Dairy UK estimates there are 9,500 people delivering milk - and the organisation's director general, Jim Begg, says there is still a strong demand.
"There is no doubt that consumers like having the milkman around," he says. For many, the milkman represents an essential lifeline to the outside world, but more and more people are recognising the lifestyle benefits of home delivery."
But figures from another industry organisation, the Milk Development Council (MDC), show the extent of the decline in milk deliveries.
A decade ago, more than 2.5 billion litres of milk were being delivered to the doorstep each year, which by 2004 had fallen to 637 million. Only 13% of the milk now consumed at home comes from delivery rounds.

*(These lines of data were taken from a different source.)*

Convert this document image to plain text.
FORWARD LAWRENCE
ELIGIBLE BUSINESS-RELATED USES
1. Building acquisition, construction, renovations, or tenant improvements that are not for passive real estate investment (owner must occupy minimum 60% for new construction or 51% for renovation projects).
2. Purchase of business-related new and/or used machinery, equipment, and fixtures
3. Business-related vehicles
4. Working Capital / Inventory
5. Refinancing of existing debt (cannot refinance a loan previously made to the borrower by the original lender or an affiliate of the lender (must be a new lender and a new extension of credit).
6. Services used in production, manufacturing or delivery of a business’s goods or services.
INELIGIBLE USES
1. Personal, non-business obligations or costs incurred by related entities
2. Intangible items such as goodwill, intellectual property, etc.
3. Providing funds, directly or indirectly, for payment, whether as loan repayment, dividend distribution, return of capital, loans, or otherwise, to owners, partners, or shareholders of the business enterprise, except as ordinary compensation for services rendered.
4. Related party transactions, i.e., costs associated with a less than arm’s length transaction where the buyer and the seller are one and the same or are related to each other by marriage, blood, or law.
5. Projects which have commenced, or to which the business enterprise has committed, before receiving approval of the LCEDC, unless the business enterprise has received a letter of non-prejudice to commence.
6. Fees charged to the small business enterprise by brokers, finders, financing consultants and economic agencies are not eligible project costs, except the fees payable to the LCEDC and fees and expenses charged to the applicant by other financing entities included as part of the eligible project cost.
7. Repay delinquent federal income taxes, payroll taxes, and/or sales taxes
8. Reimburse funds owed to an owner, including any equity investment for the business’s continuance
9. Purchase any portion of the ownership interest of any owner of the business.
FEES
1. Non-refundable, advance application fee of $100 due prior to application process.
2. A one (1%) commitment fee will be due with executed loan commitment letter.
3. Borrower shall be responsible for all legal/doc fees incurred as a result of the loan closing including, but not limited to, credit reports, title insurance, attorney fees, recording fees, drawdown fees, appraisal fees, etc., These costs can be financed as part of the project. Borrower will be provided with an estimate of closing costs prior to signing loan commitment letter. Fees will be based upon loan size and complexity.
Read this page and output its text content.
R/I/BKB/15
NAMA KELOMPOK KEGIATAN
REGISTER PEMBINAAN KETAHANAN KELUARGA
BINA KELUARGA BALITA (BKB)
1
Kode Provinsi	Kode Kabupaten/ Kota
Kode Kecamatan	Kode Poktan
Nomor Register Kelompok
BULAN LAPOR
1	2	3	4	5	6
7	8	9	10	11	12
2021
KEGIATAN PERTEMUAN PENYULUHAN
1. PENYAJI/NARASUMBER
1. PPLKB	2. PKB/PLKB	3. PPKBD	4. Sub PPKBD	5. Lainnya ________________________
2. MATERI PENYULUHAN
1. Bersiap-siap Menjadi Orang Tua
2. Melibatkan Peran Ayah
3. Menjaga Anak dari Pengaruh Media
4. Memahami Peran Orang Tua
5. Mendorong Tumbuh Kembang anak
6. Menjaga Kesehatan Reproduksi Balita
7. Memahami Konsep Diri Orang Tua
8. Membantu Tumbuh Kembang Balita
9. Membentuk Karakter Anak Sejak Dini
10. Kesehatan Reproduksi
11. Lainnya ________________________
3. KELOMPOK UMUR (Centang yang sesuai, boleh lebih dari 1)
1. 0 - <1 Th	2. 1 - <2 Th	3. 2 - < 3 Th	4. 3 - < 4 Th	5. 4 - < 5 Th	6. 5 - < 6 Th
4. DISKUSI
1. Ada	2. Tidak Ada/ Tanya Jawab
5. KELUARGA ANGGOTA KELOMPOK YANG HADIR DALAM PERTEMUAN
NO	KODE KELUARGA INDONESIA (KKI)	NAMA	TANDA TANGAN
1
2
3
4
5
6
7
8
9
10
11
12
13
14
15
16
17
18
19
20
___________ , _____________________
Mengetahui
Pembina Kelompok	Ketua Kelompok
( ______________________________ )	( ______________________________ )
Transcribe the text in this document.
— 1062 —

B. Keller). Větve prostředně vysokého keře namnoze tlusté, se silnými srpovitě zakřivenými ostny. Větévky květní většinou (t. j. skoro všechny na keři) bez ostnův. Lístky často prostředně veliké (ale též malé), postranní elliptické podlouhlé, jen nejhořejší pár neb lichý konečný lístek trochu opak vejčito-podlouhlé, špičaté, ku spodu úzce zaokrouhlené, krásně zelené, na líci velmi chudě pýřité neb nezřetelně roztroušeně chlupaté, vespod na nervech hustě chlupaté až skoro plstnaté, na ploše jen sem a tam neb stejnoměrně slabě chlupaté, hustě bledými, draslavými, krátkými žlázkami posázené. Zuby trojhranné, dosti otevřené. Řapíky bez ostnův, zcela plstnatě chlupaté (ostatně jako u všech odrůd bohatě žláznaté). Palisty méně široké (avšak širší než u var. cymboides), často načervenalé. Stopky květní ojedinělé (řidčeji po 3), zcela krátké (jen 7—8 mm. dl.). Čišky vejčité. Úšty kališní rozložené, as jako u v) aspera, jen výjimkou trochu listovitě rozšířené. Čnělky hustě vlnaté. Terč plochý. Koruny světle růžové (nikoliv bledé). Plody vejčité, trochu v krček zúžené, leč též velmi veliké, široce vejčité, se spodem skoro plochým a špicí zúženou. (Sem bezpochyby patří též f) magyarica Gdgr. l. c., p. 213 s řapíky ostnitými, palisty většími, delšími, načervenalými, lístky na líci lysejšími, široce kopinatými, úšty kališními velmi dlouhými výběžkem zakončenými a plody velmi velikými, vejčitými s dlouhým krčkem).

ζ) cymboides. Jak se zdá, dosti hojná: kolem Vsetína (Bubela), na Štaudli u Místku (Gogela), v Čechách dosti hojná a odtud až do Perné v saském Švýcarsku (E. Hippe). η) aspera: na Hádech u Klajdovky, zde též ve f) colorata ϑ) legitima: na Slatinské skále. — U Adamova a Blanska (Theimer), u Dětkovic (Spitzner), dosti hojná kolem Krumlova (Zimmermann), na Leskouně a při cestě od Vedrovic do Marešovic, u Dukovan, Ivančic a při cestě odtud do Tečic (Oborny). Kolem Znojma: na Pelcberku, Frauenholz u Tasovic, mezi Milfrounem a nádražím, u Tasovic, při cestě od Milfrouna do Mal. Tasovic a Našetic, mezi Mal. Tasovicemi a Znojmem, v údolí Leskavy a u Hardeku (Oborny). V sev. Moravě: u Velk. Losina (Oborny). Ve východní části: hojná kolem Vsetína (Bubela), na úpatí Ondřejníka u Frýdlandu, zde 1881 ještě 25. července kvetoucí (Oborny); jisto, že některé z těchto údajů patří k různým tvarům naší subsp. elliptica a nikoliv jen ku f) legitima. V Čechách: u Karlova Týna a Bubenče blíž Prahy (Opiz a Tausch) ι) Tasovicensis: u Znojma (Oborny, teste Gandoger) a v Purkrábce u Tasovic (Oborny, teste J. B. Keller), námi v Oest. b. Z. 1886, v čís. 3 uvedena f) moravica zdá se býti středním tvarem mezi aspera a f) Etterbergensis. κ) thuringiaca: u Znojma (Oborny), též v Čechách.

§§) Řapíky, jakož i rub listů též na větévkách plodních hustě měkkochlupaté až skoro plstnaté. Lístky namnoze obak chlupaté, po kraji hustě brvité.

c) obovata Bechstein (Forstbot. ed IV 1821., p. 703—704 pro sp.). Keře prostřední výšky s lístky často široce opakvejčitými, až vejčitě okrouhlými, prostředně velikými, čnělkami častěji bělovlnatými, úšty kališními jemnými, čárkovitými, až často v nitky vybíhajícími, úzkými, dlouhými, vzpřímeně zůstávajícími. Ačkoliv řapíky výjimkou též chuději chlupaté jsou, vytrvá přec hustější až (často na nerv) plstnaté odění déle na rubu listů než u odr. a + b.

This collapse - with the amount of milk delivered to the doorstep falling by half between 2000 and 2004 - has been created by changing patterns in shopping, says the MDC.
People are going to the supermarket more regularly - and don't need their pints delivered each morning. It's also cheaper to get milk from the supermarket than from home delivery.
And a spokesperson for the MDC says there appeared to be a cultural change. The milkman, once a familiar local sight and a regular fixture of sit-coms, "seemed to have been lost somewhere".
With the price of a delivered pint of milk at 45p plus delivery and a supermarket pint at a fraction of this it's no wonder peoples habits are changing. I still have mine delivered as I think that the delivered milk tastes nicer.
Sam Farncombe, Farnham
I liked having my milk delivered. However kids would steal it, and the milk man always came around too early in the afternoon to collect money. It was very inconvenient, plus it's far easier to buy in a supermarket now, and pay by a variety of ways, including plastic.
In my previous area, milk was delivered by 2am in the morning. After being out for a few hours during the summer mornings the milk would not last as long. When i buy milk, i want it to last at least 6 days, my delivered milk didn't till the end of the next day in summer. There was also no choice on getting organic milk either.
Sara Johnston, Galashiels, Scottish borders
Would love to have a milkman but I know that the milk would be stolen from doorstep.
I went back to having a milkman deliver this year. Good service, fair prices and a fight back for the 'little man'. I hope it continues.
Pat, Dorchester, dorset
As a young lad, I used to help out our local dairy on a saturday morning, travelling round the villages, dropping off people's pints, bread and so on. It always amazed me that the customers were almost pleased to see us, stopping to chat about this and that, particularly the more elderly people who saw us as a means to talk to the outside world.
It'd be a real shame if milkmen were to disappear altogether - in remote & rural areas, they can provide a vital "pipeline" of fresh produce to those people who for whatever reason, are unable to get to a supermarket regulalry.